Он протянул мне руку. Я был все в том же рассеянном, отсутствующем состоянии. Как бы я ни старался, мне ни за что не понять, какое ужасное чудо заставило меня в такую минуту позабыть обо всем, вплоть до самого имени божьего. Я был одинок, невыразимо одинок перед лицом смерти, эта смерть была всего лишь концом бытия — ничем больше. Зримый мир точно утекал из меня с чудовищной быстротой беспорядочной чредой образов, но не мрачных, а, напротив, светозарных, ослепительных. «Неужели это возможно? Значит, я так любил все это?» — думал я. Эти рассветы, эти сумерки, эти пути. Эти изменчивые, таинственные пути, всегда полнящиеся людскими шагами. Неужели я так любил пути, наши пути, земные пути? Какой бедный ребенок, выросший в их пыли, не поверял им своих грез? И они плавно, величаво несли эти грезы в какие-то неведомые моря, о, великие реки света и тени, несущие мечты бедняков! Мне думается — именно слово «Мезарг» так пронзило мое сердце. Мысли мои в эти минуты, казалось, были далеки от г-на Оливье, от нашей прогулки, и тем не менее это было не так. Я не отрывал глаз от лица доктора, но внезапно оно исчезло. Я не сразу понял, что плачу.

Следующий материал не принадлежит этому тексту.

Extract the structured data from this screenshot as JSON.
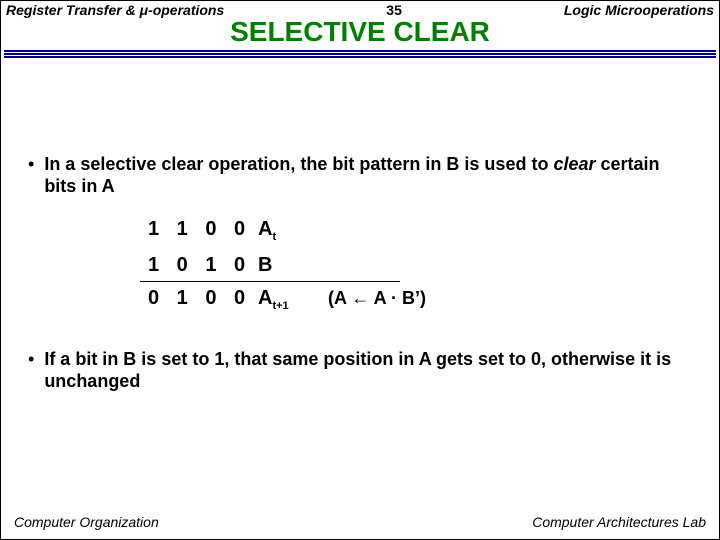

Да, я плакал. Я плакал беззвучно, мне кажется, даже без единого вздоха. Я плакал широко раскрытыми глазами, плакал так, как при мне плакали умирающие, и это от меня тоже уходила жизнь. Я утер лицо рукавом сутаны и снова различил лицо доктора. Он глядел на меня с неизъяснимым выражением удивленья, сочувствия. Если бы человек мог умереть от отвращения к себе, я бы умер. Мне следовало бежать, я не смел. Я ждал, что Господь ниспошлет мне слово, слово священника, я отдал бы жизнь за это слово, то, что мне еще оставалось от жизни. Мне хотелось хотя бы попросить прощения, я смог лишь пролепетать что-то невнятное, слезы душили меня. Я чувствовал, как они текут из моей груди, у них был вкус крови. Чего бы я ни отдал за то, чтобы они были действительно кровью! Откуда они брались? Кто может это объяснить? Я оплакивал не себя, клянусь! Я никогда еще не был так близок к тому, чтобы себя возненавидеть. Я оплакивал не свою смерть. В детстве мне случалось вот так просыпаться в слезах. От каких же снов пробудился я на этот раз? Увы! Я считал, что прохожу по этому миру, почти не глядя на него, как пробираешься, опустив глаза, сквозь шумную толпу, мне случалось иногда даже мнить, что я его презираю. Но тогда мне было стыдно за себя, не за него. Я был несчастным человеком, который любит, не смея сказать об этом, не смея признаться даже себе самому, что любит. Нет, я не отрицаю, в этих слезах могло быть и малодушье! Но, я думаю, они были также слезами любви... В конце концов я повернулся и вышел, опомнился я уже на улице.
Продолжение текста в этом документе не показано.